TI: Yeah, so moving from Chula Vista, where did your father get assigned next?

FD: Oh, he was assigned to Riverside.

TI: Do you recall about how old you were when you moved to Riverside?

FD: I was in the sixth grade, so that would have made me about eleven, I think.

TI: And how was it for you? Because you developed these friendships in school, and then it seemed like every few years you have to move. How was that for you?

FD: Well, I managed somehow. It didn't bother me so much. That is, in grade school, I used to... I had a lot of friends because we had been in Chula Vista for more than just a couple years. And I used to be elected some sort of class office every year. Curiously never president, but then I was often vice president or secretary or treasurer or something like that.

TI: What was the student body like? How many, like, Japanese were your class?

FD: Oh, very few. I remember only one girl and maybe a couple boys whose names I don't remember.

TI: And was that the same in, like, San Diego?

FD: Well, I don't remember much about the San Diego school.

TI: And then going to Riverside?

FD: And then Riverside, well, I kept getting elected -- I don't know why, because I'm so shy most of the time, and yet I got chosen or elected to class offices in Riverside, too. And I was on the student council in eighth and ninth grade I think. And on speaking terms with the principal of the school. And when I think back, I think, oh my goodness, I wonder how I got acquainted with the principal. And then after we got sent to camp, he sent me my school diploma in his own handwriting, and I thought, "That was awfully nice of him."

TI: So this would be a diploma for middle school that he sent to you?

FD: Yes, they called it junior high school then.

TI: Junior high school. And going back to why you might have been on the student council, things like that, back then, what were your grades like?

FD: Oh, excellent.

TI: So pretty much the top of the class?

FD: Yes.

TI: So maybe that's why? You were probably viewed as, at least in the school environment because of your grades, as perhaps a leader?

FD: Yeah, according to when we were sent to camp, the teachers or somebody gave me my school records, and I was so pleased to read that they considered me a happy... I forgot the description, but anyway, they said that I was leader. And I thought, oh, I didn't know that. [Laughs]

TI: I mean, can you recall anything at Riverside besides student council and maybe your grades that people singled you out for? I mean, is there anything else that you can think of in terms of, you know, were you like, a particular subject really good at, or anything like that?

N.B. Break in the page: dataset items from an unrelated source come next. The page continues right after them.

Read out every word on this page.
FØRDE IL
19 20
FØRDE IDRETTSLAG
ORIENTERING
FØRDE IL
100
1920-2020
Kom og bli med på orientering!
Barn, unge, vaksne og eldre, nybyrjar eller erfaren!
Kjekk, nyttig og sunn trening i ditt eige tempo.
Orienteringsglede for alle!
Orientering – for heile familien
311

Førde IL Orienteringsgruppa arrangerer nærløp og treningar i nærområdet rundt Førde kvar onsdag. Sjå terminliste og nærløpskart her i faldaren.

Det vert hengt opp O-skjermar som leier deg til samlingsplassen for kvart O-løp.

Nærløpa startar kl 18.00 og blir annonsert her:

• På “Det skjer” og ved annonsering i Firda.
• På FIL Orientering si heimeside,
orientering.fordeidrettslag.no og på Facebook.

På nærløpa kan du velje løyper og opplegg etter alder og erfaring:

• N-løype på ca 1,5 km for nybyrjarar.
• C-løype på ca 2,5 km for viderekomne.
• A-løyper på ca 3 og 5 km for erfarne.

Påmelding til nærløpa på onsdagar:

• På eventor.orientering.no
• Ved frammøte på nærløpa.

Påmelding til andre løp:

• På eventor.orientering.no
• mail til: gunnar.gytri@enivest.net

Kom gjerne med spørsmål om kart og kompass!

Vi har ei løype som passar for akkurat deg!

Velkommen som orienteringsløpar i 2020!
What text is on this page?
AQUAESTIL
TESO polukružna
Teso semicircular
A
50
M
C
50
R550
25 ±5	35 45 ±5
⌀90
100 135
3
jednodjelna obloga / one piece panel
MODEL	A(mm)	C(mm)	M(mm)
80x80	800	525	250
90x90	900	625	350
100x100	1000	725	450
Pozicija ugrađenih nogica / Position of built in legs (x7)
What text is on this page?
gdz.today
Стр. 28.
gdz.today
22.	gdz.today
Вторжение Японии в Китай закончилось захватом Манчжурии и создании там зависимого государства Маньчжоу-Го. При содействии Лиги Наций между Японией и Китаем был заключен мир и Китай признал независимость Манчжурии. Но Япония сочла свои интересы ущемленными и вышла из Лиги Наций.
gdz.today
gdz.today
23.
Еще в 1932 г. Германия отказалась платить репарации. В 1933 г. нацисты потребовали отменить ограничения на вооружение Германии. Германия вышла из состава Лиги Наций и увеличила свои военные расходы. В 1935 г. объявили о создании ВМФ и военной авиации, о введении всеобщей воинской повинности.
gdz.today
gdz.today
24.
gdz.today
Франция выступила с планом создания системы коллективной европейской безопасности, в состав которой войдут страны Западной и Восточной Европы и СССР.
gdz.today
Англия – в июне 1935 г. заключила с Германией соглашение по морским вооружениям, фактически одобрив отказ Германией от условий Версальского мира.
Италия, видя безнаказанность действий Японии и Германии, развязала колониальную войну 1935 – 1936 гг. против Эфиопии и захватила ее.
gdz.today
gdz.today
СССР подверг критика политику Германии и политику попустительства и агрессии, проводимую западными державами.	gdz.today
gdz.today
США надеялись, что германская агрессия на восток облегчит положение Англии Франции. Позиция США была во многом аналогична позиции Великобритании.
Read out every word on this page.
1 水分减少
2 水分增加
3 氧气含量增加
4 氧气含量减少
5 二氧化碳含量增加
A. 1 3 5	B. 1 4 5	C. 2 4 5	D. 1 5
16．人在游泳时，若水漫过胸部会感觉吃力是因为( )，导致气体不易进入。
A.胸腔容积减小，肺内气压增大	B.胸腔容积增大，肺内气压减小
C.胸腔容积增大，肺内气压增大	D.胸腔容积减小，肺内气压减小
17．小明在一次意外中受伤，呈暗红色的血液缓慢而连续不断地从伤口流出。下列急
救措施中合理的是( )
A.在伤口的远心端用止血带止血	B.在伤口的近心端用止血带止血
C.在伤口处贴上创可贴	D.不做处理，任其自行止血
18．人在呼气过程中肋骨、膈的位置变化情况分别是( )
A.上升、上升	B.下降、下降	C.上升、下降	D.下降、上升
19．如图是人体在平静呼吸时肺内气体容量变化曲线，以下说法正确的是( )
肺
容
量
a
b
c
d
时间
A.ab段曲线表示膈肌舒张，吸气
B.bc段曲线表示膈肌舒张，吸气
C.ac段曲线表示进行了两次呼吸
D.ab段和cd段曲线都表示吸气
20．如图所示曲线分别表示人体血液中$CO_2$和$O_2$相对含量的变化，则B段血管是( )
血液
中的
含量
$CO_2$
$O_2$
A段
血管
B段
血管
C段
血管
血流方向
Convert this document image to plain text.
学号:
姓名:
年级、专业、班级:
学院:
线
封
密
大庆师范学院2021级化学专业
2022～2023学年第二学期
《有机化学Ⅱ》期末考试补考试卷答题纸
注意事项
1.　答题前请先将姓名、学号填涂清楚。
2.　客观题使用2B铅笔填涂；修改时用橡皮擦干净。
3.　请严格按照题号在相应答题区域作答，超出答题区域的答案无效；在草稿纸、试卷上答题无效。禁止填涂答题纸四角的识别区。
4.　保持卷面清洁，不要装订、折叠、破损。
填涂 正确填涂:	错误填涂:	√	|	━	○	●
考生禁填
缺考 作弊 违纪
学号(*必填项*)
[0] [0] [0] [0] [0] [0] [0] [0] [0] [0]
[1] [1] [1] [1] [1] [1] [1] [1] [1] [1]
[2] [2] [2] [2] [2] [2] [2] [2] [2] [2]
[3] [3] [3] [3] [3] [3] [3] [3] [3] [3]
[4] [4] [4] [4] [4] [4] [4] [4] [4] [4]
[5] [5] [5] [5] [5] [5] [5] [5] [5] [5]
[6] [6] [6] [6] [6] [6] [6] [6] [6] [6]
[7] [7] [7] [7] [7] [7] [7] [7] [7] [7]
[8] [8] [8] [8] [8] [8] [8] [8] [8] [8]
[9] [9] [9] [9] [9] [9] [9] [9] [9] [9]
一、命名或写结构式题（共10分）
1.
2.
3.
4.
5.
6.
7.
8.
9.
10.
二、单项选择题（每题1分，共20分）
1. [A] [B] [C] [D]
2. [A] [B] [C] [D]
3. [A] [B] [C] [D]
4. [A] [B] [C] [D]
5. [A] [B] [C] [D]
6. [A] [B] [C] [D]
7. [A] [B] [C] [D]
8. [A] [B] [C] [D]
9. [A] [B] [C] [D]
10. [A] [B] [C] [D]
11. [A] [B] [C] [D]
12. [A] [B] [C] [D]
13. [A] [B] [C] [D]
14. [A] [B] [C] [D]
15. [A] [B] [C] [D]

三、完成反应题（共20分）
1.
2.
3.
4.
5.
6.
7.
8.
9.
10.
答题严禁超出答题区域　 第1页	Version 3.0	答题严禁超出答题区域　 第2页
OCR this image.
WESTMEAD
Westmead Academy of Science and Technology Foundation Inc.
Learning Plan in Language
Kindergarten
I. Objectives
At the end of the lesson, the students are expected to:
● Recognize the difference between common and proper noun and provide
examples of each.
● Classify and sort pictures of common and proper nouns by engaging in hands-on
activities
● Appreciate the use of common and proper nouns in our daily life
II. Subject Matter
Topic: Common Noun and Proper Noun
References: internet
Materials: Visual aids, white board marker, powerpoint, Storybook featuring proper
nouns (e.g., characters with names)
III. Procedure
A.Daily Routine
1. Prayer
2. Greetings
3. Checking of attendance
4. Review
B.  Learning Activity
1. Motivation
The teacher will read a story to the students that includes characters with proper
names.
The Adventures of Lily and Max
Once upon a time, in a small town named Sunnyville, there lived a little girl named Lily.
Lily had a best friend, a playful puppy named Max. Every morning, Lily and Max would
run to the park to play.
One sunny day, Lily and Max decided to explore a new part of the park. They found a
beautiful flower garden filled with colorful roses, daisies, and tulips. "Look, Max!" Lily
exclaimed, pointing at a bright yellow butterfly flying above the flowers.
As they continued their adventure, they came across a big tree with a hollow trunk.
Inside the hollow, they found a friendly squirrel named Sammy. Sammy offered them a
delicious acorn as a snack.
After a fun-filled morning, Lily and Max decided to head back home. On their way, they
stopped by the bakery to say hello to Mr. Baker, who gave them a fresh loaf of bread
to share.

FD: No, I think I was good at all my subjects.

TI: Now during this time did you ever help your other classmates, try to help them with their homework or understand things?

FD: Yes, but not very much except in camp I met a girl who was very friendly and nice to me, and she needed help with her homework and studies, so I used to help her. But I don't remember doing that in junior high.

TI: So going back to Riverside, who were your playmates? Who did you hang around with and play with?

FD: There was a set of twins, the Mizumoto twins, M-I-Z-U-M-O-T-O, Mary and Martha. And they lived about, oh, two blocks away from our house. And so I used to play with them a lot.

TI: Now, were these identical twins?

FD: No, they weren't identical, fraternal, I think.

TI: Yeah, it seemed like twins were more rare back then. Seems like there are more twins now, but I don't hear of too many twins. And what kind of activities would you do with twins?

FD: I don't know, sit around talking all the time. [Laughs] And once in a while we'd go to movies, but then we were so poor that we sort of hesitated to ask our parents for the dime or whatever it cost to go to a movie.